O paradoxo do Bitcoin Pizza Day não é uma questão de tecnologia, e sim de evolução do consenso. De comprar duas pizzas com 10.000 BTC até chegar ao “guardar sem gastar”, o Bitcoin passou por uma transição do experimento de pagamentos para um ativo de reserva de valor. Essa transição gerou crescimento considerável de valor, mas também trouxe uma ruptura profunda em termos de função. Soluções técnicas como a Lightning Network tentam reparar a brecha dos pagamentos, mas os dados mostram que essas ferramentas servem mais a liquidações grandes do que a consumo diário. O verdadeiro valor de uso do Bitcoin—seja em cenários de pagamento ou em sistemas de liquidação de grandes valores—depende, no fim, de como os participantes do mercado vão redefinir seu pacto social.
P: Por que as pessoas usam stablecoins em vez de BTC no Bitcoin Pizza Day?
R: Principalmente por três motivos: primeiro, as taxas de transações on-chain do BTC geralmente ficam na faixa de US$ 2,5 a US$ 4, e para consumo de baixo valor o custo fica desproporcional; segundo, na cultura do HODL, os participantes não querem, em geral, “gastar” BTC que pode valorizar no futuro; terceiro, stablecoins como USDT oferecem uma estrutura de taxas e estabilidade de preço mais compatíveis com cenários de consumo diário.
P: A Lightning Network consegue fazer o Bitcoin voltar a ser uma ferramenta de pagamento diário?

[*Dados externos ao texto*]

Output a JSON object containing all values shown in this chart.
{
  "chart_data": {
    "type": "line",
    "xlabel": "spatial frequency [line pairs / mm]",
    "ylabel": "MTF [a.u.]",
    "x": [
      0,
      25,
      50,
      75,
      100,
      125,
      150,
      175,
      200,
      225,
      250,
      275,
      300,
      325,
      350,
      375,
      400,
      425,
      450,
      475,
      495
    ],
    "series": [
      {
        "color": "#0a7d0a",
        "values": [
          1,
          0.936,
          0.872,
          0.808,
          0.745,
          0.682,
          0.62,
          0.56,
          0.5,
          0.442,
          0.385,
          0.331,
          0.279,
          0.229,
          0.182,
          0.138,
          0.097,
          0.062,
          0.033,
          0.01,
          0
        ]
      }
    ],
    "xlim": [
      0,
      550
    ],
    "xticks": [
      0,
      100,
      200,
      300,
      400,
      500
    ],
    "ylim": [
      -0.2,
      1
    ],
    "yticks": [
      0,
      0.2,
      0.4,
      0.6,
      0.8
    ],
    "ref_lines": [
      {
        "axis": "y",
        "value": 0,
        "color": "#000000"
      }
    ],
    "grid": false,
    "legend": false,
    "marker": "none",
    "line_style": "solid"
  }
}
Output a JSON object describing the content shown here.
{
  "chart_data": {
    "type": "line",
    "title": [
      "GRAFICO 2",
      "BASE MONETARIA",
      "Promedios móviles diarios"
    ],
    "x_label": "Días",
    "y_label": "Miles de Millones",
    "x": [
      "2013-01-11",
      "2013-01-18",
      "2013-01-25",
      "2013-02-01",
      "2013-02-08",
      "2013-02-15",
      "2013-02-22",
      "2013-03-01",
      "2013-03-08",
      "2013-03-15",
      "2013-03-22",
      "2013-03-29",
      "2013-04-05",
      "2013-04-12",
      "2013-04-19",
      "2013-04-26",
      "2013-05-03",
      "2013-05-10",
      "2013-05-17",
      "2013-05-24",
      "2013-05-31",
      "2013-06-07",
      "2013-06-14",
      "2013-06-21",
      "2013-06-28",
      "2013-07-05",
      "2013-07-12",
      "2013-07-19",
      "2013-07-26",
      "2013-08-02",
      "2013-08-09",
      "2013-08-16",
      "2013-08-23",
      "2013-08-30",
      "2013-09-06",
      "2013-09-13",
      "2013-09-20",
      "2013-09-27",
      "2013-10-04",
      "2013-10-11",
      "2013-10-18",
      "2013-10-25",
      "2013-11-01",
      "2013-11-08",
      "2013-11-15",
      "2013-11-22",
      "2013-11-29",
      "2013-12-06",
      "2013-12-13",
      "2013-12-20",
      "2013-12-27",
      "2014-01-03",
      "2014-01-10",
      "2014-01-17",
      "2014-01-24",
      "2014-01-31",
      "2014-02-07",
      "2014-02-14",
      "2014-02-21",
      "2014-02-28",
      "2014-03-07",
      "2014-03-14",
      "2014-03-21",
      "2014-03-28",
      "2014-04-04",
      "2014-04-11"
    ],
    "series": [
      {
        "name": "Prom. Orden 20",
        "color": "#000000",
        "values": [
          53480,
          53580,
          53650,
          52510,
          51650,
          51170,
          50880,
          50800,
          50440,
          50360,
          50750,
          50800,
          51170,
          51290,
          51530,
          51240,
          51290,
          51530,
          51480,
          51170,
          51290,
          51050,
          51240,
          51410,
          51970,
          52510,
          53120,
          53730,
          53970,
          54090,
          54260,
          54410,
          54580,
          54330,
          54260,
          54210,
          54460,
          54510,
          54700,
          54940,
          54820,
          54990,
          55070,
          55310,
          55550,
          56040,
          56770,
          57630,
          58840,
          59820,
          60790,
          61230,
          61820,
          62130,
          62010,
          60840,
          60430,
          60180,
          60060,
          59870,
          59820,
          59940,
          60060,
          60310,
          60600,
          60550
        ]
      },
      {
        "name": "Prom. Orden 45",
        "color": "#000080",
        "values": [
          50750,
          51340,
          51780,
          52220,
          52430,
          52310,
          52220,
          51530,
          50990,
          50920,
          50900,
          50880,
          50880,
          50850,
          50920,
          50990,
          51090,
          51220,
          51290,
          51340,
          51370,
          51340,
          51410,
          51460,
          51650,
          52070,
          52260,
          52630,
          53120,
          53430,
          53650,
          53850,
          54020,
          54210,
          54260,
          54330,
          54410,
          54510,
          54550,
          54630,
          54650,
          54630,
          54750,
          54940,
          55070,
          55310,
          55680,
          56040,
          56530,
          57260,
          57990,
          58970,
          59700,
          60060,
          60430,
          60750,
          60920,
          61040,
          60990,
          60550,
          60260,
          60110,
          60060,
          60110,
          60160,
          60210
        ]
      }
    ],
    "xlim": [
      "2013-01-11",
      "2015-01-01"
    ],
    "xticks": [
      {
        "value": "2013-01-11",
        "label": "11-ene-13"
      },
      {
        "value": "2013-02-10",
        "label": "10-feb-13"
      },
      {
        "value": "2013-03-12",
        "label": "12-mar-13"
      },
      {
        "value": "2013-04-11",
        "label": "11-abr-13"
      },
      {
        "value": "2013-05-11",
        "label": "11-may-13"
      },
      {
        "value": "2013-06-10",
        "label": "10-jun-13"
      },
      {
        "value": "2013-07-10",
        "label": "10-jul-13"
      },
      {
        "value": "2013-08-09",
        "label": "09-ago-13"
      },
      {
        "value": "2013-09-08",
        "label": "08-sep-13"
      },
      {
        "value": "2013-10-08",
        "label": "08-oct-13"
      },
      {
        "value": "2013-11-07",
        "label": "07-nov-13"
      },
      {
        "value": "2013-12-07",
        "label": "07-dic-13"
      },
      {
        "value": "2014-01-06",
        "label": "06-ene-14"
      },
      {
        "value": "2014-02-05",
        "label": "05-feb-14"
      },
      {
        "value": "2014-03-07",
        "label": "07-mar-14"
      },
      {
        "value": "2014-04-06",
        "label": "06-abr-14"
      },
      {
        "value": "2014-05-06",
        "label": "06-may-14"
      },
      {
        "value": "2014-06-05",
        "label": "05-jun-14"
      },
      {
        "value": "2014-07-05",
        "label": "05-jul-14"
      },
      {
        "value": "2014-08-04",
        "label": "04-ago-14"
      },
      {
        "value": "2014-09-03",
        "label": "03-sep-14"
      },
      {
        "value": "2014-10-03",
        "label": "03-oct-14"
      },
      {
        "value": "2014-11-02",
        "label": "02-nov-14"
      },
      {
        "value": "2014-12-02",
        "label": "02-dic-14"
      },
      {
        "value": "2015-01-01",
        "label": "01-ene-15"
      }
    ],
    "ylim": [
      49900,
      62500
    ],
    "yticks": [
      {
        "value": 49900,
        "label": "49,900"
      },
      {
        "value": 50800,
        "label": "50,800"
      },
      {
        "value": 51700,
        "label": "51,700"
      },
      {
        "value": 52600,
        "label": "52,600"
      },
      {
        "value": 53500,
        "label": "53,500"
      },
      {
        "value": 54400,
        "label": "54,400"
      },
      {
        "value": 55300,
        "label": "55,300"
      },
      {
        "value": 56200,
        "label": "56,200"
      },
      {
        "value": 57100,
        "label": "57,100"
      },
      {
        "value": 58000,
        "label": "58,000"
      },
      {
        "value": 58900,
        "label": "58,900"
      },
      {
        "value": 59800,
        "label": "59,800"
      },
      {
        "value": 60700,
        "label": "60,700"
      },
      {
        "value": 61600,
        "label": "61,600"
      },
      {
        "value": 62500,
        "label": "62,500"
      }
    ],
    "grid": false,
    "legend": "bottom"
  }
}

R: A direção técnica da Lightning Network está correta: ela reduz bastante o custo das transações e melhora a velocidade. Mas os dados mostram que, no momento, os principais casos de uso da Lightning Network são liquidação entre exchanges e fluxo de fundos em nível corporativo—não pagamentos fragmentados para consumidores comuns. A lacuna nos pagamentos de varejo é preenchida principalmente por stablecoins.
P: O fato de detentores de longo prazo representarem mais de 73 % significa o quê?
R: Significa que mais de sete a cada 10 BTC no mercado não registraram movimentações por mais de 155 dias. Esse sinal indica que muitos detentores enxergam o BTC como ativo de reserva de valor e não como ferramenta de transação, reduzindo sistematicamente a atividade on-chain—um evidência direta do enfraquecimento das funções de pagamento do Bitcoin.
P: Se o Bitcoin não for usado para pagamentos, qual impacto isso teria no seu valor de longo prazo?
R: O valor de uma moeda se sustenta na circulação. Se o BTC se afastar completamente dos cenários de pagamento e depender apenas da narrativa de “ouro digital” para sustentar o valor, a fragilidade do sistema tende a aumentar. Ativos de consenso sem validação por uso não costumam ter exemplos de longa duração na história.